Overview
Skills
Job Details
About the Role
We are seeking a highly skilled LLM (Large Language Model) Engineer to design, develop, and optimize advanced AI-driven solutions. The ideal candidate will have deep expertise in integrating and fine-tuning LLMs using APIs, building scalable pipelines, and leveraging modern tools and frameworks for applied AI. This role requires hands-on experience with vector databases, orchestration frameworks, and deployment within agile development environments.
Key Responsibilities
Design, develop, and integrate LLM-based applications using APIs and custom tool use.
Build and maintain MCP server and pipelines to support large-scale model deployment.
Develop conversational and agentic workflows using LangGraph and DSPy.
Implement and optimize vector search with Qdrant, Milvus, or PgVector for efficient retrieval-augmented generation (RAG) solutions.
Collaborate with data scientists, engineers, and product teams to deliver scalable AI features.
Ensure CI/CD and DevOps best practices using Azure DevOps.
Work in an Agile development environment, contributing to sprint planning, standups, and retrospectives.
Research and evaluate emerging tools, libraries, and best practices to continuously improve the LLM ecosystem.
Required Skills & Qualifications
Strong proficiency with LLM APIs (OpenAI, Anthropic, Hugging Face, etc.).
Hands-on experience with LangGraph and/or DSPy.
Knowledge of MCP server setup and integration.
Experience with vector databases (Qdrant, Milvus, PgVector).
Familiarity with tool use frameworks for LLM agents.
Solid understanding of Azure DevOps pipelines, CI/CD, and deployment practices.

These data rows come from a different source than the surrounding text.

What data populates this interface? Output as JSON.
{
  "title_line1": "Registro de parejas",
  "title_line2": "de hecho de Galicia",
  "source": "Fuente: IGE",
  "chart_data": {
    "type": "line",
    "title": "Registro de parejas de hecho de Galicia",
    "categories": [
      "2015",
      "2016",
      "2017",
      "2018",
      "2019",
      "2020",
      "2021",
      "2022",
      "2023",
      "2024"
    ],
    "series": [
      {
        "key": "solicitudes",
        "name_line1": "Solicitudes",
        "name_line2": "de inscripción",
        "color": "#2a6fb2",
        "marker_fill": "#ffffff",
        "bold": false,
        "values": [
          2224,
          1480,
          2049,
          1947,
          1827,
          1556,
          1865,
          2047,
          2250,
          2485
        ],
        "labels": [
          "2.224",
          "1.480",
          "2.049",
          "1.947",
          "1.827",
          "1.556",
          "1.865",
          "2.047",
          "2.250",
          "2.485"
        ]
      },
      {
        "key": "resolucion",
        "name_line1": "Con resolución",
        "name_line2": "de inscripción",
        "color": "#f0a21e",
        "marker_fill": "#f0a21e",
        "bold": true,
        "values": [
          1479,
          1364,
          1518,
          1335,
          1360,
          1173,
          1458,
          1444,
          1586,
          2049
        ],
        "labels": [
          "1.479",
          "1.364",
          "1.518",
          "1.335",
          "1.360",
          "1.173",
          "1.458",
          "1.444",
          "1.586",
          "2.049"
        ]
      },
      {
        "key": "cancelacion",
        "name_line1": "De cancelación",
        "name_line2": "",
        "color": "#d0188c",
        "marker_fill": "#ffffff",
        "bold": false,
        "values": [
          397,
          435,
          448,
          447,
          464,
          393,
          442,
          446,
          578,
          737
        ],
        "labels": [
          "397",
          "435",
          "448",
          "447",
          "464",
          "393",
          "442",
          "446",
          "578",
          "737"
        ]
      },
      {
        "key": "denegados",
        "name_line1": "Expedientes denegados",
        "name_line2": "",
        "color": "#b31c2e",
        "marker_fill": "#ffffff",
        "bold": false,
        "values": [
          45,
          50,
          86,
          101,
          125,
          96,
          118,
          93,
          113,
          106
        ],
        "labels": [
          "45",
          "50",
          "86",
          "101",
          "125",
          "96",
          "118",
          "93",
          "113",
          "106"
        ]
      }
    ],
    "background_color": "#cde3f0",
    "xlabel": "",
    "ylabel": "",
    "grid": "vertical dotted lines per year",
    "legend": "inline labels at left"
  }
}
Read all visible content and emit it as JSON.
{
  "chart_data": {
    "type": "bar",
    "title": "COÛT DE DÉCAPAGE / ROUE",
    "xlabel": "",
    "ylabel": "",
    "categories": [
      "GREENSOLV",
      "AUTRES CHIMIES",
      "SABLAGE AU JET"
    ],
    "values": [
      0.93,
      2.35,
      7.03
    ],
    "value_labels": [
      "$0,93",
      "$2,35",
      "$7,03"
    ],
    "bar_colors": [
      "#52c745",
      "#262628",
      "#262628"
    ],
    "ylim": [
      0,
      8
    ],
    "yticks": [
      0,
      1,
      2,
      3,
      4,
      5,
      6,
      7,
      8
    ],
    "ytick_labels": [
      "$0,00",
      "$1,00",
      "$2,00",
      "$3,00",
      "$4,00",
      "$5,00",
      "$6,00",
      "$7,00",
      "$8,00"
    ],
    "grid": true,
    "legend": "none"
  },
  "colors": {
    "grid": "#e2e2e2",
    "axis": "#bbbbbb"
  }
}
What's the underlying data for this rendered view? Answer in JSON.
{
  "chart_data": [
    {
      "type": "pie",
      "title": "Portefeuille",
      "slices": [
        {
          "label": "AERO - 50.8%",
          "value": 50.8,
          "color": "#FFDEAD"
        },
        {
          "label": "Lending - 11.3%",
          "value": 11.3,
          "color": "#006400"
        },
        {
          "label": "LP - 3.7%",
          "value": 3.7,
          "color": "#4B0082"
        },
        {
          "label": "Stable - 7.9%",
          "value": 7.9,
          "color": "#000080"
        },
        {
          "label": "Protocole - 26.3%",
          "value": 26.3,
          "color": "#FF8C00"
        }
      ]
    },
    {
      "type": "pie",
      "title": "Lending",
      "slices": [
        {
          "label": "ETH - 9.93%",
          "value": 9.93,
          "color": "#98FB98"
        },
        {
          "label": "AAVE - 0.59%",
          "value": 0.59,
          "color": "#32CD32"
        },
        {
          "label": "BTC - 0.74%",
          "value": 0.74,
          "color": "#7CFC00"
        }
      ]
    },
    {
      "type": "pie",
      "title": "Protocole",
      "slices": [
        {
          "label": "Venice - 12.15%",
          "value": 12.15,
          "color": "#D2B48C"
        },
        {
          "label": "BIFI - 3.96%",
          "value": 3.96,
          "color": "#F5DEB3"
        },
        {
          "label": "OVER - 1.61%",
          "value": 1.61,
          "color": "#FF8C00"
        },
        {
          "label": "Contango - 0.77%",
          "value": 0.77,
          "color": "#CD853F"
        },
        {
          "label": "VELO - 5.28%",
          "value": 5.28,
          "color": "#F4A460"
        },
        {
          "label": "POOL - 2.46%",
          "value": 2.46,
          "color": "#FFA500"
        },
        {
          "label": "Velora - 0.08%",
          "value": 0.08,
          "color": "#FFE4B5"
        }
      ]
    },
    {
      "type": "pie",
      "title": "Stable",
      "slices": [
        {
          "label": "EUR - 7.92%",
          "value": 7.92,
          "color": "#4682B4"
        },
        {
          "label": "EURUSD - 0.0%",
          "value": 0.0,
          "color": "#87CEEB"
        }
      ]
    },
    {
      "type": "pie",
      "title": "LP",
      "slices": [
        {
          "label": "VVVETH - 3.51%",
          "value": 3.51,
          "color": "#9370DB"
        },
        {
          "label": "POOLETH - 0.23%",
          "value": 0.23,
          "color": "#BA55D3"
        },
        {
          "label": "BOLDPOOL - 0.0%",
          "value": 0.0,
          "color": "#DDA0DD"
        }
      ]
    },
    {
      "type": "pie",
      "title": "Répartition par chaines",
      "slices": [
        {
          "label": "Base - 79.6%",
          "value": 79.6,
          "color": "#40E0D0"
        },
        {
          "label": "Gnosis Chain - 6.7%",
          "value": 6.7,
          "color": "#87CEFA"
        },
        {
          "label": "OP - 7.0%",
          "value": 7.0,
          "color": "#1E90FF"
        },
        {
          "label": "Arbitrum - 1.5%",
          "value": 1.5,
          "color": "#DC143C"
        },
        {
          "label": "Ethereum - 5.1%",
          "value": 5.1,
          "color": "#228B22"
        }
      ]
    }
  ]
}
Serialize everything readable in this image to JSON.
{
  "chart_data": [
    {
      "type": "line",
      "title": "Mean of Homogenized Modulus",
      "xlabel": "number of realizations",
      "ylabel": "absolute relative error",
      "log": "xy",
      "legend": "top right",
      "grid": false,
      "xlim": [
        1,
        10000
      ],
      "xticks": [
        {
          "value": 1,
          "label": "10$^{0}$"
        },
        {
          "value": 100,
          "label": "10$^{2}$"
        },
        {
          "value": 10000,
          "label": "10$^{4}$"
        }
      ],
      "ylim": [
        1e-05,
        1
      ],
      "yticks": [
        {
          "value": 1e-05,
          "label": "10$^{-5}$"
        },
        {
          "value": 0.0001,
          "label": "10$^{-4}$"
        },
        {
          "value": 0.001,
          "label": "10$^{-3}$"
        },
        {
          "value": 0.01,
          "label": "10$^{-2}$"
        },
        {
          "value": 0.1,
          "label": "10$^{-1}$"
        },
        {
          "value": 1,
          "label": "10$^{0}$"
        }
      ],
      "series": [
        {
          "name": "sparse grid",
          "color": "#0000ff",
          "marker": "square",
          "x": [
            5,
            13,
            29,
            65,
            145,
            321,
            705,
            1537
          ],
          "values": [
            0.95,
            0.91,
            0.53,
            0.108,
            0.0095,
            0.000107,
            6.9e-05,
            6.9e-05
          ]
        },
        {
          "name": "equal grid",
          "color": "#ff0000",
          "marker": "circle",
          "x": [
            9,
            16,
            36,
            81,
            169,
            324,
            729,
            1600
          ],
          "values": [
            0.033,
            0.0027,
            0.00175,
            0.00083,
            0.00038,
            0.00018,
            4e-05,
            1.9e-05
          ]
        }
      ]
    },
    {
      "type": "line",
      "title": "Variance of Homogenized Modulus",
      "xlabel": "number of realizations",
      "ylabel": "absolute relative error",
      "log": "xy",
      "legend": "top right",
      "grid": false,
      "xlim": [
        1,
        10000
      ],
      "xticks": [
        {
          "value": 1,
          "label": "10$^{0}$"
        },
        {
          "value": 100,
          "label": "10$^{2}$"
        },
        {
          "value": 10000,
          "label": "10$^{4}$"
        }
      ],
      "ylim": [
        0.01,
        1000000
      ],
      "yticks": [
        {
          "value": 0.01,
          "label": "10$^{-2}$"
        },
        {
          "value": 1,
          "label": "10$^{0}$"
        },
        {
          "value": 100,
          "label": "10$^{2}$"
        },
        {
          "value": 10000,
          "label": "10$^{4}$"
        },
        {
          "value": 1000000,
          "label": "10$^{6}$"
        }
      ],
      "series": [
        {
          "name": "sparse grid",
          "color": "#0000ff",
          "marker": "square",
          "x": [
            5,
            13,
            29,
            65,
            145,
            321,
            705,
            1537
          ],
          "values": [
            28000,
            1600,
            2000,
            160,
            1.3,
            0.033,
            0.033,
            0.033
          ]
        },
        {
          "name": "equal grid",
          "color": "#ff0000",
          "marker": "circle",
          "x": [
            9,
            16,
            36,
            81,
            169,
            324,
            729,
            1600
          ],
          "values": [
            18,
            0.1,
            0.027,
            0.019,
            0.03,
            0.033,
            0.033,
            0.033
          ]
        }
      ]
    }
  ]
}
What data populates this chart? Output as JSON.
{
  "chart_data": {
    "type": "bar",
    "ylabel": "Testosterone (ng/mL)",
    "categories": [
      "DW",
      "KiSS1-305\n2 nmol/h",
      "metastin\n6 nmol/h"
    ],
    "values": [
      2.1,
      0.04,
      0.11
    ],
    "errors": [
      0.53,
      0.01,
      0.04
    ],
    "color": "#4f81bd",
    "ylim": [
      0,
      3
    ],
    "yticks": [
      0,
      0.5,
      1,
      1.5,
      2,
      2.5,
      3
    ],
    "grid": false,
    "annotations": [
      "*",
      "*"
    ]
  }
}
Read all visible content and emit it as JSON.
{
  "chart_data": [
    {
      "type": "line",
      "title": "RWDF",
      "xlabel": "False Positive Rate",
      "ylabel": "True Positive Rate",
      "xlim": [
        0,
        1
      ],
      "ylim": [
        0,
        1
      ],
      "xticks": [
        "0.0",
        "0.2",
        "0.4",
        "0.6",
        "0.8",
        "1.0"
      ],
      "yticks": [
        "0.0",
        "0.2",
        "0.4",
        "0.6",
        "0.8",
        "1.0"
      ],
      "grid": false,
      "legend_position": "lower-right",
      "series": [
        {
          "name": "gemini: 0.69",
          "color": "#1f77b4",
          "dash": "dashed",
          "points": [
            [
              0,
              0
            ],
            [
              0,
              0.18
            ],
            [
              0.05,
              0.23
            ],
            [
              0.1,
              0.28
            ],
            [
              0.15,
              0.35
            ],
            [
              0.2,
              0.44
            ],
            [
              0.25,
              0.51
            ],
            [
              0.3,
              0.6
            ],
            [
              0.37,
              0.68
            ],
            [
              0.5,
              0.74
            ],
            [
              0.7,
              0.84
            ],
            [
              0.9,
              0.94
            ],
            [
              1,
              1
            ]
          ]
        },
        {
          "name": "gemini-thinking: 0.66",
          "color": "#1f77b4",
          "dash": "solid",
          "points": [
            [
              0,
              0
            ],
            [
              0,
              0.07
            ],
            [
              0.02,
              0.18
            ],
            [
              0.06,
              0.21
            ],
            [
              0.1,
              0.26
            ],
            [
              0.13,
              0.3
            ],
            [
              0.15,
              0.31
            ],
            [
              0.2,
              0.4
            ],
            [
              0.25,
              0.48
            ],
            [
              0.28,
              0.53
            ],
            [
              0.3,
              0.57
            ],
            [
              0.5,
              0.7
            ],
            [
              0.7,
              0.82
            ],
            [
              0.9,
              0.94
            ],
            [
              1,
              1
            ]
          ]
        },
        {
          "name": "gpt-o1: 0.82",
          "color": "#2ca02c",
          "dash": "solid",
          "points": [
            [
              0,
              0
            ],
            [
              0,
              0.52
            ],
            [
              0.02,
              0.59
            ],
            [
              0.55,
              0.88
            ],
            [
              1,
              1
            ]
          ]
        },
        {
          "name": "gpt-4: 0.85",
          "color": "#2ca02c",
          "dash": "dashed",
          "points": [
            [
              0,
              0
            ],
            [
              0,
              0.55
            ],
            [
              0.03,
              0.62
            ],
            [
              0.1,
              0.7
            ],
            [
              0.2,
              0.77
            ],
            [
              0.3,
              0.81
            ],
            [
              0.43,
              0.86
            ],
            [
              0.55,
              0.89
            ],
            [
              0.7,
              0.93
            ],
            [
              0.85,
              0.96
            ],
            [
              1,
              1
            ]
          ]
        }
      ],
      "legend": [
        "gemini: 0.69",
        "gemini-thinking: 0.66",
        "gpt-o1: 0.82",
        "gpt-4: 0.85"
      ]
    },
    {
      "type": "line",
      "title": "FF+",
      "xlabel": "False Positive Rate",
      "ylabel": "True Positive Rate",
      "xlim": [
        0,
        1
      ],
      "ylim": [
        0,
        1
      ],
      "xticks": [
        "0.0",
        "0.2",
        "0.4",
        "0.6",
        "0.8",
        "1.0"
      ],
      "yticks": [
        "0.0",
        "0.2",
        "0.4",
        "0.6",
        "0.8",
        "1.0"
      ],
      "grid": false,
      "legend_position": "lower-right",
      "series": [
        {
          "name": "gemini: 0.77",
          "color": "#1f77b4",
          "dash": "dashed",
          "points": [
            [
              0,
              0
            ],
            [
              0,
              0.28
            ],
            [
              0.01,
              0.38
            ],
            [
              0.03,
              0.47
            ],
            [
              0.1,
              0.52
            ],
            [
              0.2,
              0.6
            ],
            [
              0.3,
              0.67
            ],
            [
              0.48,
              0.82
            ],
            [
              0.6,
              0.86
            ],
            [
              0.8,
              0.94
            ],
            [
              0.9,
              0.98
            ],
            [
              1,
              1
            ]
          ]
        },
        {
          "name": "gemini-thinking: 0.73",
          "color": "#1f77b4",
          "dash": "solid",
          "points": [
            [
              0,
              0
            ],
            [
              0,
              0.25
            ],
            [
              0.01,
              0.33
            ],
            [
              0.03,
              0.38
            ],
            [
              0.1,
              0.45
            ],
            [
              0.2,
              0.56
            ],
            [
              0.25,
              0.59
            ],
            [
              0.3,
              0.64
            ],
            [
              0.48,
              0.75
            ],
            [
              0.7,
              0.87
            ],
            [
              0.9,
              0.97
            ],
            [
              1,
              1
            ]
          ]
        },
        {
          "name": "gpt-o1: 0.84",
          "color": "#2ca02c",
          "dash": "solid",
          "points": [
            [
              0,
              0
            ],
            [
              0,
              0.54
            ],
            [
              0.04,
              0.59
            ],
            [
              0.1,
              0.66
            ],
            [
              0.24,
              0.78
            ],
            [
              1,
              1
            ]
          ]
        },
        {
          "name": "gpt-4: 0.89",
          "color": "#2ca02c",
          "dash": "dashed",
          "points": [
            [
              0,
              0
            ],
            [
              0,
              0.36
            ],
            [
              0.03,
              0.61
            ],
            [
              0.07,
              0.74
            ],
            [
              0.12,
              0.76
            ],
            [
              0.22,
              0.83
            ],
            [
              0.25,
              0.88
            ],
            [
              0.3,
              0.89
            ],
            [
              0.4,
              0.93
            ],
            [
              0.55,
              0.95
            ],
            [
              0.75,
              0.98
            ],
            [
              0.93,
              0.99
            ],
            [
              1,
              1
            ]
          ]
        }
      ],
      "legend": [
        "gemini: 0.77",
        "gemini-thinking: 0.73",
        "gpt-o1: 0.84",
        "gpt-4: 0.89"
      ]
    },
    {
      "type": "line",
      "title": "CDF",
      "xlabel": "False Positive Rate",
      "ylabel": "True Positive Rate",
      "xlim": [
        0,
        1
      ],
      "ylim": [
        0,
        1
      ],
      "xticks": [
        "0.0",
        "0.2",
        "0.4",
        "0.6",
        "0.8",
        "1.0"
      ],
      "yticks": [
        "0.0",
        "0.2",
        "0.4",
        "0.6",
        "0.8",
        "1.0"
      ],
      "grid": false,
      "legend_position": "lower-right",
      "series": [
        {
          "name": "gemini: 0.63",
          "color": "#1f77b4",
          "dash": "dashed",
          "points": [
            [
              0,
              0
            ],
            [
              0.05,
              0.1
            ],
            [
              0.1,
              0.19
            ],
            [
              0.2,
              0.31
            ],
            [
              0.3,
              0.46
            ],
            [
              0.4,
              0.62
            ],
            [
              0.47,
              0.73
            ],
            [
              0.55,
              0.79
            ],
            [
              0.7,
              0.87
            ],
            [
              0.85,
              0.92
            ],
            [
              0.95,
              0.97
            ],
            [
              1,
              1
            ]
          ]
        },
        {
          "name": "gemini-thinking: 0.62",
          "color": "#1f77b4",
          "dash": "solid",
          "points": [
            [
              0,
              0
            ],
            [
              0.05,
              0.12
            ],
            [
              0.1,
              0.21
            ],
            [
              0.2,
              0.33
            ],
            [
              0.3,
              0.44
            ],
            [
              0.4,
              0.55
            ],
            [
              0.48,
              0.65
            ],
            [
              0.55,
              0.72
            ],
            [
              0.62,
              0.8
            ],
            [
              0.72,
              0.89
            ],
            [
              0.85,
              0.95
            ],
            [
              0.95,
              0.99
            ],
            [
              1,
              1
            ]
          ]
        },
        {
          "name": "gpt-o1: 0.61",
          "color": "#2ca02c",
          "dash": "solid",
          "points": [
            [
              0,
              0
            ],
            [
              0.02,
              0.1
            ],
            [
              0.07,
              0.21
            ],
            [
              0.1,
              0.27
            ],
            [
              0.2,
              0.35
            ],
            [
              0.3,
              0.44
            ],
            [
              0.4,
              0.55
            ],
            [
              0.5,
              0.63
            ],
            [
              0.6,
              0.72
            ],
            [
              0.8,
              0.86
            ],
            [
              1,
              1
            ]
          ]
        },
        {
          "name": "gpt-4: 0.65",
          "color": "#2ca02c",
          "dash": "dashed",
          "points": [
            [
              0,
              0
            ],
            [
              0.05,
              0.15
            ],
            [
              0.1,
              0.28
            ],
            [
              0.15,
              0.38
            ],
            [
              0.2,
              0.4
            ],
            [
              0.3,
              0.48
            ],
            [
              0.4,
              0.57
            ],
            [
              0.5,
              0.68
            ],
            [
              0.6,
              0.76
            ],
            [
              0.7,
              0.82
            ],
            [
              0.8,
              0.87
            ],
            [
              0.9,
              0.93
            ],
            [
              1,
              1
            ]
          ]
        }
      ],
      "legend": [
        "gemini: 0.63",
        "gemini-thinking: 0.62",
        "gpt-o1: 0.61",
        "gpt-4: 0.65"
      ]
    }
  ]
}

Experience working in Agile teams.
Strong problem-solving skills and ability to design efficient, scalable systems.
Preferred Qualifications
Bachelor s or Master s degree in Computer Science, AI/ML, Data Science, or related field.
Experience with cloud-based AI/ML deployments (Azure, AWS, or Google Cloud Platform).
Contributions to open-source LLM or vector database projects.
Familiarity with retrieval-augmented generation (RAG) architectures.
Strong background in Python and modern AI/ML frameworks.